This invention relates in general to wheelchair suspension systems and more particularly, to resilient independent suspension members that have the ability to interact with one another to improve drive wheel traction.
Conventional wheelchairs include side frames and a seat assembly supported by the side frames. Drive wheels and front casters are attached to the side frame. The drive wheels may be driven by the wheelchair occupant or by an electrical motor. Anti-tip wheels are often provided rearward of the drive wheels. The anti-tip wheels are adapted to engage the ground to prevent the wheelchair from tipping over.
The drive wheels, casters, and anti-tip wheels of traditional wheelchairs are rigidly attached to the side frames. Rigidly attached wheels and casters typically fail to maintain contact with the ground as the wheelchair negotiates obstacles or irregular ground surfaces. Moreover, such wheels and casters provide an abrupt jolt to the wheelchair occupant as the wheels and casters engage the ground.
To overcome this problem, pivotal suspension members have been provided for supporting the wheels and casters. Such suspension members are adapted to pivot about a common transverse axis to permit the wheels to maintain contact with the ground. The suspension members may be spring-biased to absorb shock and provide greater comfort for the wheelchair occupant. In addition to absorbing shock, the spring-biased suspension members further insure that substantially all the wheels and casters maintain contact with the ground. Some suspension members provide variable rate resistance to movement. The resistance progressively increases as the suspension members move. The rate of resistance may increase non-linearly. It is well known to use elastomeric elements to bias suspension members. The elastomeric elements cooperate with the frame and suspension members to resist rotational movement of the suspension members.
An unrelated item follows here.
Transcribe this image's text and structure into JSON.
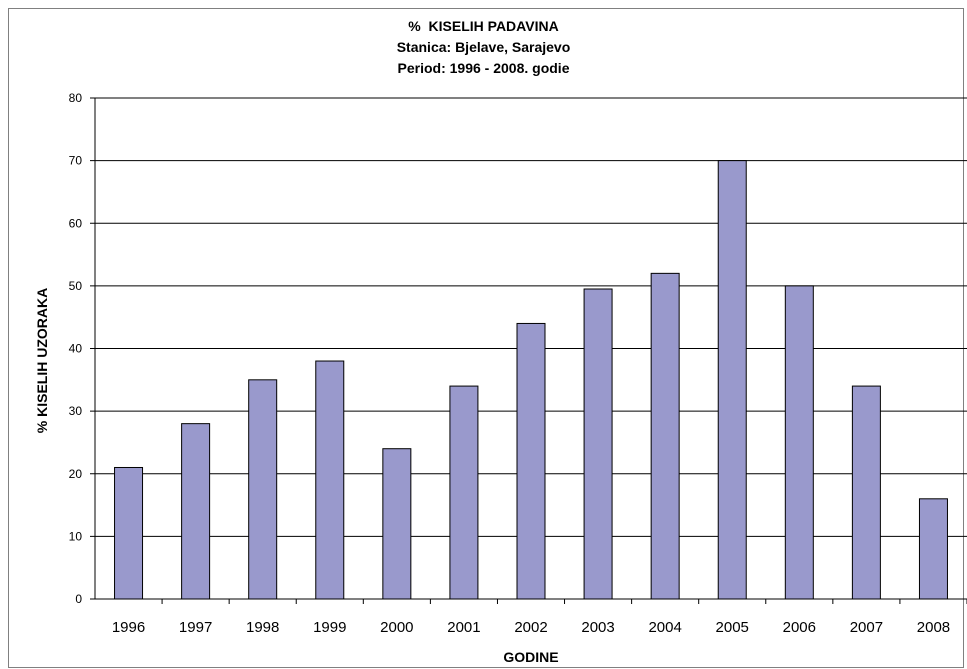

While the advancements in suspension members have progressed towards maintaining ground contact, such advancements have limited application. Maintaining ground contact is still a problem when negotiating obstacles or irregular ground surfaces because of the passive movement of the suspension members. The passive movement has a limited effect on improving the traction of the drive wheels.
What is needed is a wheelchair suspension system that has suspension members interacting to positively urge the drive wheel suspension members into contact with the ground and thus improve the traction of the drive wheels.